The answer is that the basis only fixes the comultiplication, as the unique
map cloning the basis elements. The choice of the multiplication remains
free up to a choice of scalar factor. Given an orthogonal basis which is
not orthonormal, different choices of that scalar let you choose if you
want the structure to be special Frobenius (and not dagger), or dagger
Frobenius (and not special.)

In the case of an orthonormal basis this freedom of choice disappears.

Fabrizio Genovese (Jun 29 2023 at 16:01):

John Baez said:

Nice. The deal with coalgebras is that they allow you to avoid these infinite sums, yet still get the job done.

Yup, I'm reading about it now. In a sense it's the dual approach. You replace counits with an existential requirement as in 'this multiplication must exist', whereas we force them in the picture by making the infinite sums converge

John Baez (Jun 29 2023 at 16:48):

Jamie Vicary said:

Thanks for this, yes we were aware when writing the paper that it was
already known that bases correspond to special commutative Frobenius
algebras -- because you told us so, and we thank you for that in the paper!

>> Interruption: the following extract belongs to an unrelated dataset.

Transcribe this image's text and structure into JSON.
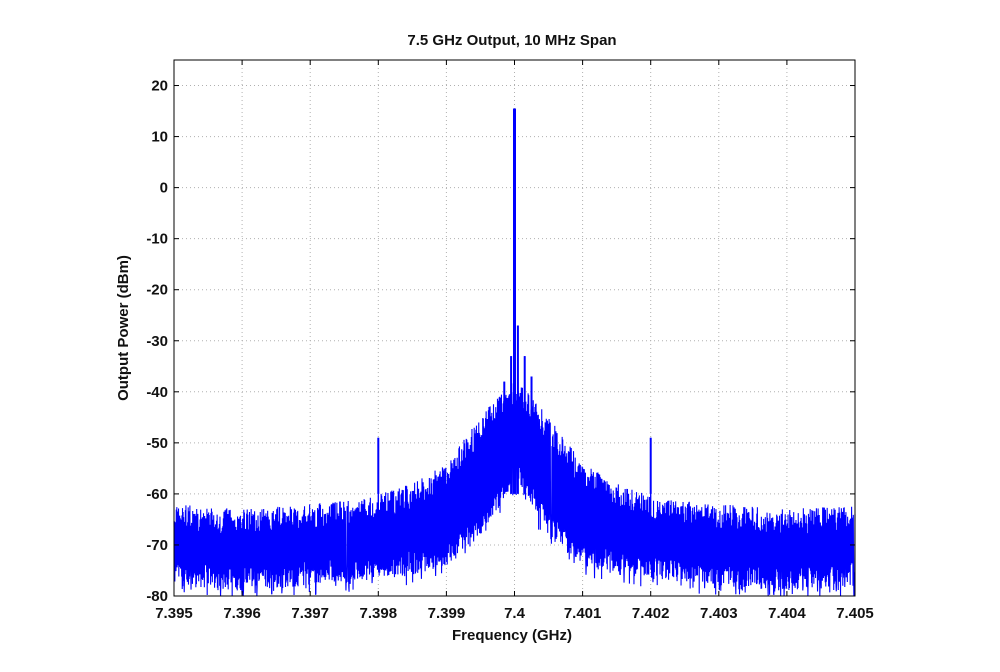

Bwahaha - I'm getting so old and forgetful I forgot I even knew about that back then, much less told you, much less that you thanked me for it.

John Baez (Jun 29 2023 at 16:56):

However this does not trivialise our results on orthogonal and orthonormal bases.

No, indeed it does not. I wasn't trying to say that; sorry if it came across that way. I'm just finding there to be a strange disconnect between Grothendieck's old work on separable algebras, and the work on topos theory it led to, and the newer thoughts on Frobenius algebras in quantum foundations. They're both about 'logic', in a general sense, and how topos logic fits inside quantum logic. But the old work never mentions the word 'quantum', and the newer work doesn't seem to pay much attention to the older work (in part because it's focused on $\mathbb{C}$ rather than more general fields or commutative rings).

I could be wrong, of course - I apparently don't even know what's in your paper, much less all the papers that followed. :rolling_eyes: But I feel there's some realm to be explored, that seems mainly to have gotten incursions from two separate sides. So I want to write some blog articles about how they fit together.

John Baez (Jun 29 2023 at 21:38):

Now that I think about it, @Jamie Vicary, I probably got interested in special Frobenius algebras from Fukuma, Hosono and Kawai's 1992 paper on 2d lattice TQFT, which was later polished to mathematical perfection in two papers by Lauda and Pfeiffer. The latter discussed strongly separable algebras in 2006, so I think by then I knew pretty well that every commutative special Frobenius algebra over $\mathbb{C}$ is isomorphic to the algebra of functions on a finite set. I also remember Aaron telling me that over non-algebraically-complete fields of characteristic $p$ there are semisimple algebras that are not separable. But at the time I regarded that as a curiosity. Only recently have I gotten excited about the Fundamental Theorem of Grothendieck Galois Theory, which says that for every field the opposite of the category of commutative separable algebras forms the topos of continuous actions of its Galois group on finite sets! Back when I told you something about commutative special Frobenius algebras, I had no inkling of this. So, my attitude towards this subject has completely changed, perhaps blotting out some earlier memories.